Following an event last week seeking donors in the legal community, more than $200,000 has been committed to the project to commemorate the labor leader, said Ofelia Valdez-Yeager, a member of the monument planning committee.
The design created by artist Ignacio Gomez entails a 6-foot bronze statue atop a 4-foot base depicting Chavez leading farm workers up an incline. It is projected to cost about $350,000, all to be raised privately.
Backers had initially hoped to unveil the statue March 31, which would have been Chavez’s 85th birthday. Now they’re aiming for completion by November, Valdez-Yeager said.
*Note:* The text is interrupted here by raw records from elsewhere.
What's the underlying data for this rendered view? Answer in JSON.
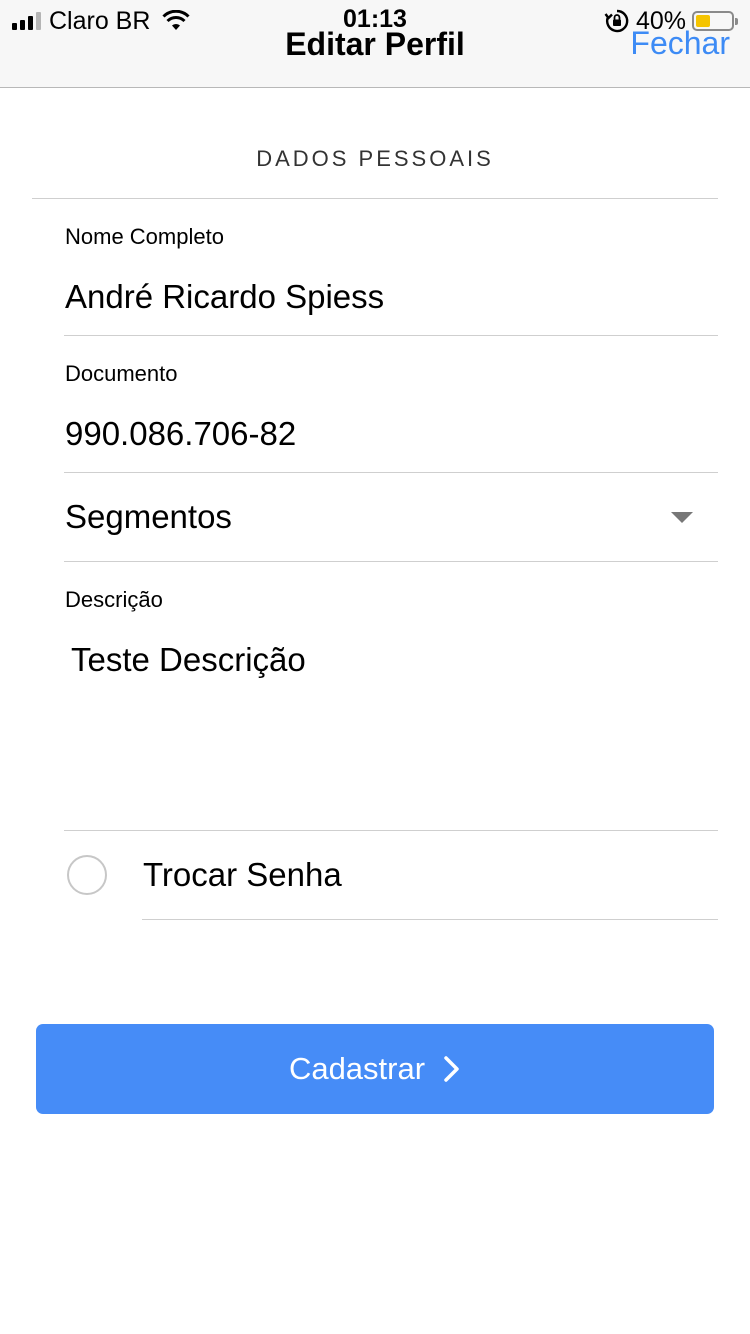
{
  "status_bar": {
    "carrier": "Claro BR",
    "time": "01:13",
    "battery": "40%",
    "battery_level": 0.4,
    "battery_color": "#f5c400"
  },
  "header": {
    "title": "Editar Perfil",
    "close_label": "Fechar",
    "accent_color": "#3d8bf5"
  },
  "form": {
    "section_title": "DADOS PESSOAIS",
    "full_name": {
      "label": "Nome Completo",
      "value": "André Ricardo Spiess"
    },
    "document": {
      "label": "Documento",
      "value": "990.086.706-82"
    },
    "segments": {
      "value": "Segmentos",
      "icon": "chevron-down-icon"
    },
    "description": {
      "label": "Descrição",
      "value": "Teste Descrição"
    },
    "change_password": {
      "label": "Trocar Senha",
      "checked": false
    }
  },
  "submit": {
    "label": "Cadastrar",
    "icon": "chevron-right-icon",
    "color": "#468cf7"
  }
}
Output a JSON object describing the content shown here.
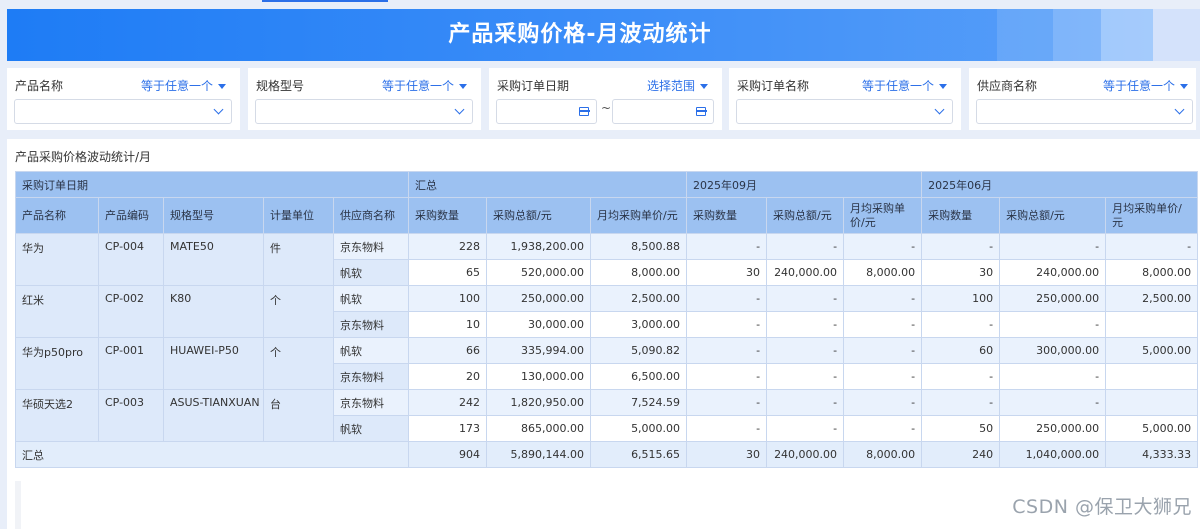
{
  "page_title": "产品采购价格-月波动统计",
  "filters": [
    {
      "label": "产品名称",
      "operator": "等于任意一个"
    },
    {
      "label": "规格型号",
      "operator": "等于任意一个"
    },
    {
      "label": "采购订单日期",
      "operator": "选择范围",
      "separator": "~"
    },
    {
      "label": "采购订单名称",
      "operator": "等于任意一个"
    },
    {
      "label": "供应商名称",
      "operator": "等于任意一个"
    }
  ],
  "report": {
    "title": "产品采购价格波动统计/月",
    "header_row1": {
      "date_group": "采购订单日期",
      "summary": "汇总",
      "month1": "2025年09月",
      "month2": "2025年06月"
    },
    "columns": [
      "产品名称",
      "产品编码",
      "规格型号",
      "计量单位",
      "供应商名称",
      "采购数量",
      "采购总额/元",
      "月均采购单价/元",
      "采购数量",
      "采购总额/元",
      "月均采购单价/元",
      "采购数量",
      "采购总额/元",
      "月均采购单价/元"
    ],
    "groups": [
      {
        "product": "华为",
        "code": "CP-004",
        "spec": "MATE50",
        "unit": "件",
        "rows": [
          [
            "京东物料",
            "228",
            "1,938,200.00",
            "8,500.88",
            "-",
            "-",
            "-",
            "-",
            "-",
            "-"
          ],
          [
            "帆软",
            "65",
            "520,000.00",
            "8,000.00",
            "30",
            "240,000.00",
            "8,000.00",
            "30",
            "240,000.00",
            "8,000.00"
          ]
        ]
      },
      {
        "product": "红米",
        "code": "CP-002",
        "spec": "K80",
        "unit": "个",
        "rows": [
          [
            "帆软",
            "100",
            "250,000.00",
            "2,500.00",
            "-",
            "-",
            "-",
            "100",
            "250,000.00",
            "2,500.00"
          ],
          [
            "京东物料",
            "10",
            "30,000.00",
            "3,000.00",
            "-",
            "-",
            "-",
            "-",
            "-",
            ""
          ]
        ]
      },
      {
        "product": "华为p50pro",
        "code": "CP-001",
        "spec": "HUAWEI-P50",
        "unit": "个",
        "rows": [
          [
            "帆软",
            "66",
            "335,994.00",
            "5,090.82",
            "-",
            "-",
            "-",
            "60",
            "300,000.00",
            "5,000.00"
          ],
          [
            "京东物料",
            "20",
            "130,000.00",
            "6,500.00",
            "-",
            "-",
            "-",
            "-",
            "-",
            ""
          ]
        ]
      },
      {
        "product": "华硕天选2",
        "code": "CP-003",
        "spec": "ASUS-TIANXUAN",
        "unit": "台",
        "rows": [
          [
            "京东物料",
            "242",
            "1,820,950.00",
            "7,524.59",
            "-",
            "-",
            "-",
            "-",
            "-",
            ""
          ],
          [
            "帆软",
            "173",
            "865,000.00",
            "5,000.00",
            "-",
            "-",
            "-",
            "50",
            "250,000.00",
            "5,000.00"
          ]
        ]
      }
    ],
    "total": {
      "label": "汇总",
      "values": [
        "904",
        "5,890,144.00",
        "6,515.65",
        "30",
        "240,000.00",
        "8,000.00",
        "240",
        "1,040,000.00",
        "4,333.33"
      ]
    }
  },
  "watermark": "CSDN @保卫大狮兄"
}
“I think we’ve been very successful. I understand some of the other statues took years and years to complete the fundraising,” she said.
The statue of Chavez, who organized California farm workers to demand better wages and working conditions, will join other monuments on Riverside’s downtown mall honoring civil rights leaders Mohandas Gandhi and Martin Luther King Jr., Korean independence activist Ahn Chang-Ho, and Medal of Honor recipient and Riverside native Ysmael Villegas. The newest statue on the mall and the only one of a woman, celebrating local citrus pioneer Eliza Tibbets, was unveiled in August.
With Riverside’s population now nearly 50 percent Hispanic, it’s appropriate to add a monument to someone who helped give that community a voice, said Mayor Ron Loveridge, who also is on the monument planning committee.
“These are statements of our civilization, statements of aspiration,” Loveridge said. “They’re not simply statutes, they’re memorials. They tell stories about freedom and dignity and civil rights.”
Information about the Cesar Chavez monument and how to donate is available at riversidelatinonetwork.org.